The evidence strongly suggests that it was in Australia and New Zealand that it came to mean heavy labour and where the phrase hard graft first appeared. John Rochfort, writing in 1853 in Adventures of a Surveyor in New Zealand, said, “I could make more money by ‘hard graft’, as they call labour in the colonies.” An Australian work of 1873, Christmas on Carringa, includes, “My name is Jim the Cadger. I’m a downy cove, you see. ‘Hard graft’, it ain’t my fancy.”
It appears in the United States at the end of the century, where — for example — the Fresno Weekly Republican uses it on 10 August 1899: “Two years of strict military discipline, hard ‘graft’ and sobriety will make a man out of him, if anything will.” But it never seems to have caught on in that country.
5. Questions & Answers: Twaddle
[Q] From Alison Saville, West Sussex: “On Radio 5 today (15 January 2008) Janet Street-Porter and Simon Mayo agreed that twaddle was (or had been) an indecent word. I've never heard this before, and have always used the word freely. Can you enlighten me on its meaning and origin?”
[A] So far as I can find out, twaddle has always been an insult but it has never been indecent. But I can guess why they should think that.

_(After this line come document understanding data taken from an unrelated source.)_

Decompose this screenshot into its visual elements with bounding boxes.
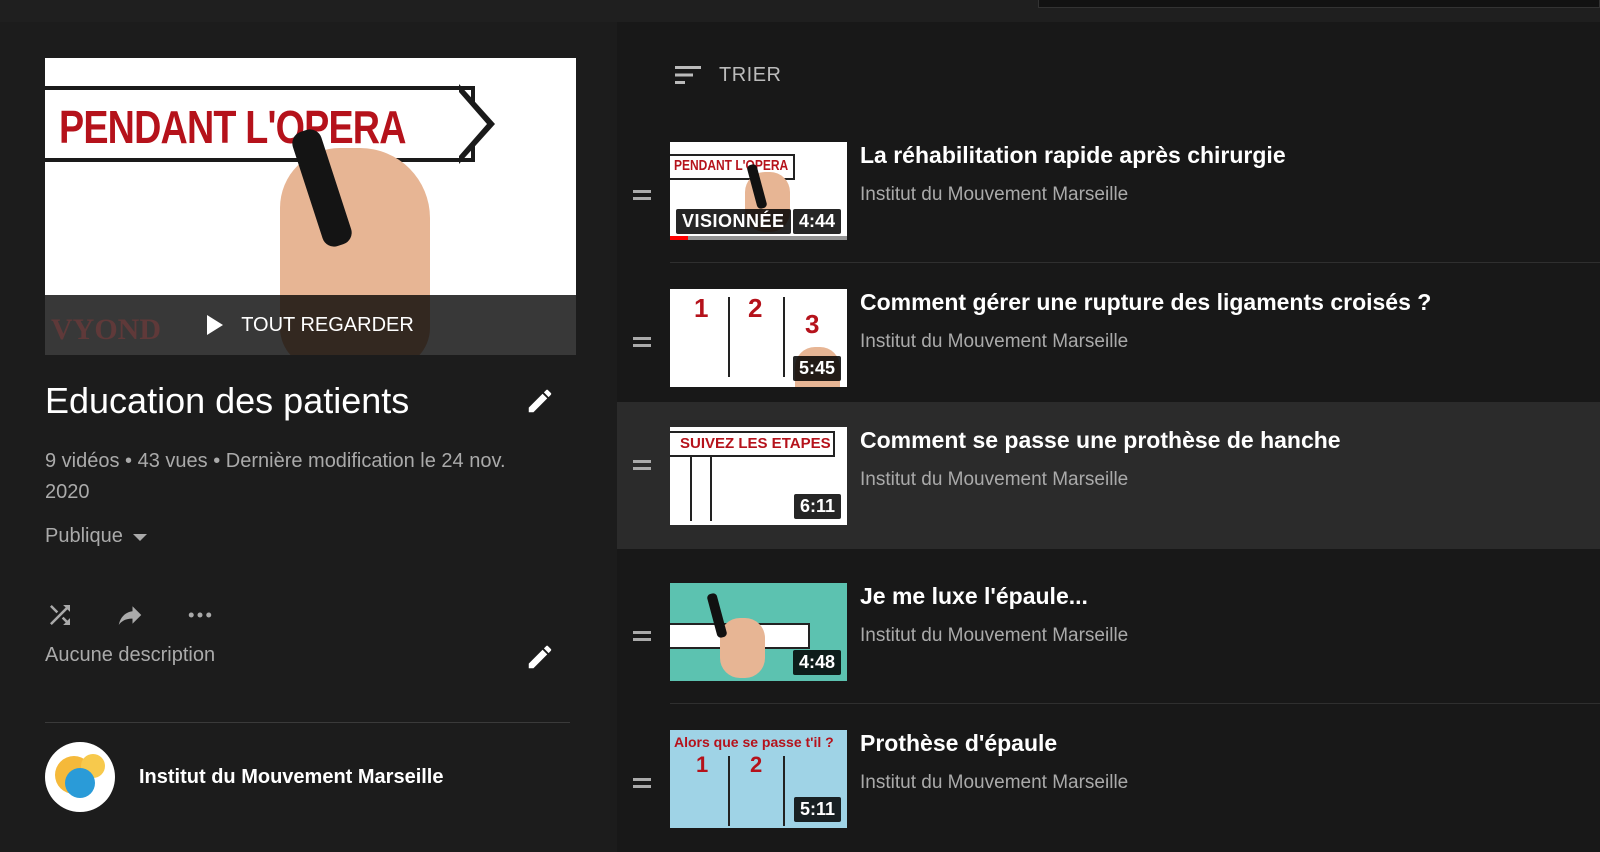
- playlist-sidebar: PENDANT L'OPERA VYOND TOUT REGARDER Educ…: [0, 22, 617, 852]
- caret-down-icon: [132, 534, 147, 541]
- video-thumbnail[interactable]: Alors que se passe t'il ? 1 2 5:11: [670, 730, 847, 828]
- playlist-thumbnail[interactable]: PENDANT L'OPERA VYOND TOUT REGARDER: [45, 58, 576, 355]
- playlist-title: Education des patients: [45, 380, 410, 421]
- drag-handle-icon[interactable]: [633, 190, 651, 204]
- privacy-dropdown[interactable]: Publique: [45, 525, 147, 548]
- play-all-label: TOUT REGARDER: [241, 313, 414, 336]
- playlist-stats: 9 vidéos • 43 vues • Dernière modificati…: [45, 450, 506, 503]
- top-bar: [0, 0, 1600, 22]
- duration-badge: 4:48: [792, 650, 841, 675]
- play-icon: [207, 315, 224, 335]
- playlist-owner[interactable]: Institut du Mouvement Marseille: [45, 742, 443, 812]
- share-icon[interactable]: [115, 600, 145, 630]
- edit-description-icon[interactable]: [525, 642, 555, 672]
- video-title[interactable]: La réhabilitation rapide après chirurgie: [860, 142, 1286, 169]
- more-icon[interactable]: [185, 600, 215, 630]
- video-channel[interactable]: Institut du Mouvement Marseille: [860, 772, 1128, 794]
- video-thumbnail[interactable]: 4:48: [670, 583, 847, 681]
- owner-name[interactable]: Institut du Mouvement Marseille: [139, 766, 443, 789]
- video-channel[interactable]: Institut du Mouvement Marseille: [860, 469, 1128, 491]
- drag-handle-icon[interactable]: [633, 778, 651, 792]
- sort-label: TRIER: [719, 63, 782, 86]
- edit-icon[interactable]: [525, 386, 555, 416]
- avatar[interactable]: [45, 742, 115, 812]
- drag-handle-icon[interactable]: [633, 460, 651, 474]
- video-channel[interactable]: Institut du Mouvement Marseille: [860, 184, 1128, 206]
- video-title[interactable]: Je me luxe l'épaule...: [860, 583, 1088, 610]
- drag-handle-icon[interactable]: [633, 631, 651, 645]
- video-title[interactable]: Comment se passe une prothèse de hanche: [860, 427, 1341, 454]
- video-title[interactable]: Comment gérer une rupture des ligaments …: [860, 289, 1431, 316]
- divider: [45, 722, 570, 723]
- playlist-actions: [45, 600, 215, 630]
- shuffle-icon[interactable]: [45, 600, 75, 630]
- duration-badge: 6:11: [793, 494, 841, 519]
- video-channel[interactable]: Institut du Mouvement Marseille: [860, 625, 1128, 647]
- duration-badge: 5:11: [793, 797, 841, 822]
- watch-progress-bar: [670, 236, 847, 240]
- sort-button[interactable]: TRIER: [673, 62, 782, 88]
- drag-handle-icon[interactable]: [633, 337, 651, 351]
- duration-badge: 5:45: [792, 356, 841, 381]
- playlist-video-item[interactable]: PENDANT L'OPERA VISIONNÉE 4:44 La réhabi…: [617, 132, 1600, 279]
- duration-badge: 4:44: [792, 209, 841, 234]
- search-box-edge[interactable]: [1038, 0, 1600, 8]
- sort-icon: [675, 66, 701, 84]
- playlist-video-item[interactable]: 4:48 Je me luxe l'épaule... Institut du …: [617, 573, 1600, 720]
- watched-badge: VISIONNÉE: [676, 209, 791, 234]
- playlist-videos: TRIER PENDANT L'OPERA VISIONNÉE 4:44 La …: [617, 22, 1600, 852]
- playlist-video-item-active[interactable]: SUIVEZ LES ETAPES 6:11 Comment se passe …: [617, 402, 1600, 549]
- playlist-video-item[interactable]: Alors que se passe t'il ? 1 2 5:11 Proth…: [617, 720, 1600, 852]
- playlist-description: Aucune description: [45, 644, 216, 666]
- video-thumbnail[interactable]: SUIVEZ LES ETAPES 6:11: [670, 427, 847, 525]
- play-all-button[interactable]: VYOND TOUT REGARDER: [45, 295, 576, 355]
- video-title[interactable]: Prothèse d'épaule: [860, 730, 1057, 757]
- thumbnail-caption: PENDANT L'OPERA: [59, 101, 406, 153]
- privacy-label: Publique: [45, 525, 123, 547]
- video-thumbnail[interactable]: PENDANT L'OPERA VISIONNÉE 4:44: [670, 142, 847, 240]
- video-thumbnail[interactable]: 1 2 3 5:45: [670, 289, 847, 387]
- video-channel[interactable]: Institut du Mouvement Marseille: [860, 331, 1128, 353]
- watermark: VYOND: [51, 313, 161, 346]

Facts first, inference later.
Aha. But it turns out that Mrs Delany just meant that the word was impolite, not obscene. It’s a variant of an older word, twattle, which has mainly been dialectal and hasn’t been recorded much in print. That meant to talk foolishly or idly or to chatter inanely. A twattle-basket was a chatterbox. It seems to have been itself a variation on tattle, as in tittle-tattle, another of those many reduplicated terms that English is so fond of, which has also been written as twittle-twattle. The Oxford English Dictionary notes that these, and other forms, are probably echoic in origin and are primarily colloquial, not often having been written down. So it’s difficult to work out which came first.
My guess is that Janet Street-Porter and Simon Mayo knew about the link with twattle and made the unreasonable assumption that it had a direct link with twat for a woman’s genitals, a low slang term dating from the seventeenth century, whose origin is unknown. Of such wild guesses are folk etymologies born.
6. Sic!
• My wife and I were puzzled by an advertisement in last Saturday’s Guardian Weekend magazine for a UK short-break holiday: “Scenic Scottish Railways by air.” We visualised low-flying helicopters.
• Walter Sheppard e-mailed from Virginia: “An advert for a TV broadcast by the singer Chantal Chamandy proclaims, ‘The first time in 5000 years that a concert has been filmed at The Pyramids!’ Who do you suppose sang at the last filming? Tut and the Tooters?”
• The old errors are the best. From the Corrections and Clarifications column of the Guardian on Wednesday, referring to an article published two days earlier: “Whether the romance of the French president and Carla Bruni was very pubic, only they can say. We meant to say it was very public.”
• Trevor Cowell of Perth in Tasmania noticed a caption under a photo in the issue of The Mercury for 6 February: ‘Josephine Brownhill, of Pontville, waters her garden with her dog, Cooper. Coming from Adelaide she is used to being sparing with water’. It would seem the dog is more generous.